Hey, I am seeking a little guidance in understanding, if I am doing anything wrong while trimming primers using q2 cutadapt trim-paired command.
A brief overview, I am using qiime2-2018.11. I sequenced 16S rRNA (V3-V4 region using Pro341F/Pro805R primer, degenerate primers). Sequences were already demultiplexed when provided by the sequencing facility. So, I imported them using Casava 1.8 paired-end demultiplexed fastq¶format. Then,
I followed 3 different routes just to get an idea how accurate I am proceeding with my data analysis
- In First route, I ran DADA2 without trimming primers, followed by qiime feature-classifier extract-reads command to remove primer sequences after DADA2 from my repseq prior to taxonomic analysis
qiime dada2 denoise-paired
--i-demultiplexed-seqs demux-paired-end_805.qza
--p-trim-left-f 0
--p-trim-left-r 0
--p-trunc-len-f 284
--p-trunc-len-r 235
--o-table featuretable_primer.qza
--o-representative-sequences repseqs_primer.qza
--o-denoising-stats denoisingstats_primer.qza
qiime feature-classifier extract-reads
--i-sequences repseqs_primer.qza
--p-f-primer CCTACGGGNBGCASCAG
--p-r-primer GACTACNVGGGTATCTAATCC
--o-reads rep-seqs_extracted.qza
qiime feature-table filter-features
--i-table featuretable_primer.qza
--m-metadata-file rep-seqs_extracted.qza
--o-filtered-table table_extracted_Filetered.qza
- In second route, I ran q2 cutadapt trim-paired command, to remove primer, followed by DADA2 step (using same parameters as mentioned above to have fair comparison between both routes)

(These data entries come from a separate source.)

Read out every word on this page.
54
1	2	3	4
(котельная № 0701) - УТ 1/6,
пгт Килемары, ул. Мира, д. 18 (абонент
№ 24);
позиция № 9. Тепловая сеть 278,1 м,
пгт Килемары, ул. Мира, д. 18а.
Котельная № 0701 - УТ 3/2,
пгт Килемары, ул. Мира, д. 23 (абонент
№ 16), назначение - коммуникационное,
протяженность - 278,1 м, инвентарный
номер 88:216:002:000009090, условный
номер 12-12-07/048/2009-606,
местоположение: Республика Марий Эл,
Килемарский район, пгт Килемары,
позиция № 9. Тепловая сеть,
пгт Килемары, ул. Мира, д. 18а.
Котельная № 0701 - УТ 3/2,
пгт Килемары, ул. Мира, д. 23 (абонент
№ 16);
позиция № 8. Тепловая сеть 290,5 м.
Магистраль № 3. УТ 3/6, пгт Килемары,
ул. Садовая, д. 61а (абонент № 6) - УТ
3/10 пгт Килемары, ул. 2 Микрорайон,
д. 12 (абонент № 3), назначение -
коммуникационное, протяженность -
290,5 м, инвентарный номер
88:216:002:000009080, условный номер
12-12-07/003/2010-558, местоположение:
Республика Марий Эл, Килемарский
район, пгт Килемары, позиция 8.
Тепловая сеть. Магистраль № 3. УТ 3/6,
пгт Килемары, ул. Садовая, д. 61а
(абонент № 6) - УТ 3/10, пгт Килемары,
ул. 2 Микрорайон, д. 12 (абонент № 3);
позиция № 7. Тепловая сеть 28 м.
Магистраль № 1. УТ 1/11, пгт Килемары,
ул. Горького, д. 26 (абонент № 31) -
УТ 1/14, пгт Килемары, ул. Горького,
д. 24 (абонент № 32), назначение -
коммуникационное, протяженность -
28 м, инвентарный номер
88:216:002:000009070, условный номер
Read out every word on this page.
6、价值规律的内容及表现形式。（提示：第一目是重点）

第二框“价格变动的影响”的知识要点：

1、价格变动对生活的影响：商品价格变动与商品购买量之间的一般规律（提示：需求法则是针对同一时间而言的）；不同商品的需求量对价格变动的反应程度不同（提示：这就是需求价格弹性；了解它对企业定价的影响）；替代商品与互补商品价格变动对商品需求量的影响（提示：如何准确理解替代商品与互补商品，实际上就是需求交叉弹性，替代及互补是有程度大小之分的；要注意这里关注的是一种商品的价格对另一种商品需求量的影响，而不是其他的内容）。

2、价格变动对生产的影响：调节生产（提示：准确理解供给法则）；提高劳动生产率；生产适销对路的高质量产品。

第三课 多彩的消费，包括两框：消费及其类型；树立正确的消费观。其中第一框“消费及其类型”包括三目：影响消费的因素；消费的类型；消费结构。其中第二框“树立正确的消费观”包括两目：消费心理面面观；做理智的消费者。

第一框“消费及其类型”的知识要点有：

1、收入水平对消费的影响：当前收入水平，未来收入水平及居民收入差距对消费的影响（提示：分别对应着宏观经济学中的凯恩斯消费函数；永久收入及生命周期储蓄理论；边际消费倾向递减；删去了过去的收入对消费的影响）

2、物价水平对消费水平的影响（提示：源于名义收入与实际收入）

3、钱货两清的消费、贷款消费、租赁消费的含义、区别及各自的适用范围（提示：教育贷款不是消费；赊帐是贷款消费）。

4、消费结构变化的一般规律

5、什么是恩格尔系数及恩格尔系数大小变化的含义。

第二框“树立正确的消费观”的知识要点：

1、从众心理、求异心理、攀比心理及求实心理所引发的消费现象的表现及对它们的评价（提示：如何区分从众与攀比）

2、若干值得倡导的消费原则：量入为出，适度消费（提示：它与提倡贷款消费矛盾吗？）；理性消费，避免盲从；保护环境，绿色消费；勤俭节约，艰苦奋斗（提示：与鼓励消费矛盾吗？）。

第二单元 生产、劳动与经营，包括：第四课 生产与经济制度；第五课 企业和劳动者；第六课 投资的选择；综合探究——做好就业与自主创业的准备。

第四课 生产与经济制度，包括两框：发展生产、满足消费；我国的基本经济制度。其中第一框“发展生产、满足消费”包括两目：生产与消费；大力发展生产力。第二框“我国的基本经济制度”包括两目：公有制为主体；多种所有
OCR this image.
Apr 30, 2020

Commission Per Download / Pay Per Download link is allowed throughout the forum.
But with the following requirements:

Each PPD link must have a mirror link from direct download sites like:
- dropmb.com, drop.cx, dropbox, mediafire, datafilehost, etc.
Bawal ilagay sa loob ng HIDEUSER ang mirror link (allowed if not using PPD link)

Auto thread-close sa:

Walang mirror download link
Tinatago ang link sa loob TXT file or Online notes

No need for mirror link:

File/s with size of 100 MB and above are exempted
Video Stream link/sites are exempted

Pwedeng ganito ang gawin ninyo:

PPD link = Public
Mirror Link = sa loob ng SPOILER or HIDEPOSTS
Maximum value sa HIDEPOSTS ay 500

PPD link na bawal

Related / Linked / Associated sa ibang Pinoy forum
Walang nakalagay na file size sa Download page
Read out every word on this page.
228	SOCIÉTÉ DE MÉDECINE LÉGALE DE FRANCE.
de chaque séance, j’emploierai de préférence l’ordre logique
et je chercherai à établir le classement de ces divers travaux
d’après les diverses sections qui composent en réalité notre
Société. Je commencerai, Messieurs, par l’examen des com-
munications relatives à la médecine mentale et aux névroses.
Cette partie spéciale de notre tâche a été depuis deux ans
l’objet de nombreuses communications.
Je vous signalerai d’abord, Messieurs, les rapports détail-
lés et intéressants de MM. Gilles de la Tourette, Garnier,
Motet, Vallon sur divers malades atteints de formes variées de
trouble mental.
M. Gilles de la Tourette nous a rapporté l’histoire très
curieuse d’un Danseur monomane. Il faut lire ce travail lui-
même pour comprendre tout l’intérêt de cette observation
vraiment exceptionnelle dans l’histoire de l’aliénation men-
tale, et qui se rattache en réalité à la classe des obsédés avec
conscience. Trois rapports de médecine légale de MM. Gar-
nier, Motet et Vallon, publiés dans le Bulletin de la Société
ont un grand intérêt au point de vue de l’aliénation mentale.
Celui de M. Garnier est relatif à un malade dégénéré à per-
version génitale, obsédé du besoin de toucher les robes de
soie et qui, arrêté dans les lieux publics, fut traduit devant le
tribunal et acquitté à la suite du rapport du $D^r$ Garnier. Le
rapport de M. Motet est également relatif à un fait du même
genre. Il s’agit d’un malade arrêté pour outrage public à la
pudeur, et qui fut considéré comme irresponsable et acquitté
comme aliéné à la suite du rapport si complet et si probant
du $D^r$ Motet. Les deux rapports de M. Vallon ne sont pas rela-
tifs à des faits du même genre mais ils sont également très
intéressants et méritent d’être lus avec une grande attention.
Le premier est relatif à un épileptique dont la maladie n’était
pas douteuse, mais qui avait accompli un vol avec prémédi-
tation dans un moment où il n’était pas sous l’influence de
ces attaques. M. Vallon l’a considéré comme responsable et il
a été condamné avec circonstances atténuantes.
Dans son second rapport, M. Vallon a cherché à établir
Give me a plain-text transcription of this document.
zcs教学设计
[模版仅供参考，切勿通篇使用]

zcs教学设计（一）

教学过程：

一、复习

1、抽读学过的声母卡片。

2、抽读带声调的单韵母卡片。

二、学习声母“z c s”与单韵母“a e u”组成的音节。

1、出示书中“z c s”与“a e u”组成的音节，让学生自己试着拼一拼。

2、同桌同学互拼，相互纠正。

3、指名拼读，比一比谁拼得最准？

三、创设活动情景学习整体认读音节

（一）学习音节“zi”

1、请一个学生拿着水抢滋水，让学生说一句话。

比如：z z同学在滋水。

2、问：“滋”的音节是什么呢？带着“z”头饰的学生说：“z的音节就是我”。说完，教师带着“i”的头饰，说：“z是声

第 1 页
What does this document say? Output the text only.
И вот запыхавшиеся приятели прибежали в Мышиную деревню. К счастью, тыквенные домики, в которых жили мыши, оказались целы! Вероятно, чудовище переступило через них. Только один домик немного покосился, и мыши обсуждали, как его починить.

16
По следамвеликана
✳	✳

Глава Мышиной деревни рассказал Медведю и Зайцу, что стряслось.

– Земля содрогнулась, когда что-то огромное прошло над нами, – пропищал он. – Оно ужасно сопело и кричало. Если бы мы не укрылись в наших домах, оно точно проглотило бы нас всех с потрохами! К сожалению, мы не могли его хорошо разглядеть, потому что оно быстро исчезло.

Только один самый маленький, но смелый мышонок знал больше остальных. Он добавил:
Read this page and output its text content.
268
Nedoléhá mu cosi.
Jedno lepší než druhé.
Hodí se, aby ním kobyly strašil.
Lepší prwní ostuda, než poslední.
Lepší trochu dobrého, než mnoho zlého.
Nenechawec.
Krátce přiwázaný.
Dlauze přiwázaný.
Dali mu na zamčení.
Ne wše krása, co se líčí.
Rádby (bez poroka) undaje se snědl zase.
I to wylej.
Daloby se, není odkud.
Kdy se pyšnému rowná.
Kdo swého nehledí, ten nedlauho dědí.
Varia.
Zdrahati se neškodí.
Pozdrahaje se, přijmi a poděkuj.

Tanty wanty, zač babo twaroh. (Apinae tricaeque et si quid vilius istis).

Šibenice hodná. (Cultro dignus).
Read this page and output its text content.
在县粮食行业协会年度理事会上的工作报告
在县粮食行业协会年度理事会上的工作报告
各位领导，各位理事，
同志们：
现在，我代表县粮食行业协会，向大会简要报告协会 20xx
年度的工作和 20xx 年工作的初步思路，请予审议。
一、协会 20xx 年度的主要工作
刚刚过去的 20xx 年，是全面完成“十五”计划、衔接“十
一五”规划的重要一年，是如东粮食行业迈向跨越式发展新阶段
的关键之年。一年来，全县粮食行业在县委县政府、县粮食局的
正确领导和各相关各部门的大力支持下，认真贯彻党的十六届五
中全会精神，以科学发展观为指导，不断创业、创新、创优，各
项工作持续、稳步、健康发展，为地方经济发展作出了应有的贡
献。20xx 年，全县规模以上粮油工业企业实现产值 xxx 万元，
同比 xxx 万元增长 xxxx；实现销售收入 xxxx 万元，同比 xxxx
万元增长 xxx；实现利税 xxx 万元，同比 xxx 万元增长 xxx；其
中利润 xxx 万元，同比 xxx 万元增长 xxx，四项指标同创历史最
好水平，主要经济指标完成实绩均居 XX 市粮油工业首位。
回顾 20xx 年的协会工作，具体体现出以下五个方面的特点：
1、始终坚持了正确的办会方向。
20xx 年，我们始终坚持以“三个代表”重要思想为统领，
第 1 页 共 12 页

qiime cutadapt trim-paired
--i-demultiplexed-sequences demux-paired-end_805.qza
--p-front-f CCTACGGGNBGCASCAG
--p-front-r GACTACNVGGGTATCTAATCC
--o-trimmed-sequences Cutadapt_regular.qza
--verbose
- In 3rd route, I ran DADA2 by specifying, --p-trim-left-f and --p-trim-left-r parameters to trim/remove primers
qiime dada2 denoise-paired
--i-demultiplexed-seqs demux-paired-end_805.qza
--p-trim-left-f 17
--p-trim-left-r 21
--p-trunc-len-f 284
--p-trunc-len-r 235
--o-table featuretable_primercut_DADA.qza
--o-representative-sequences repseqs_primer_cut_DADA.qza
--o-denoising-stats denoisingstats_primer_cut_DADA.qza
For taxanomic analysis, I used
qiime feature-classifier classify-sklearn
--i-classifier gg-13-8-99-nb-classifier.qza
--i-reads repseqs_primer.qza
--o-classification taxonomy_primer.qza
So, after comparing DADA2 output and taxa-bar-plots of these 3 routes, I got very strange results:
- Route 1, resulted in loss of almost 80-85% reads as Chimeras during DADA2 step (which is probably due to the presence of primers), However, filtration, denoising and merging looks fine.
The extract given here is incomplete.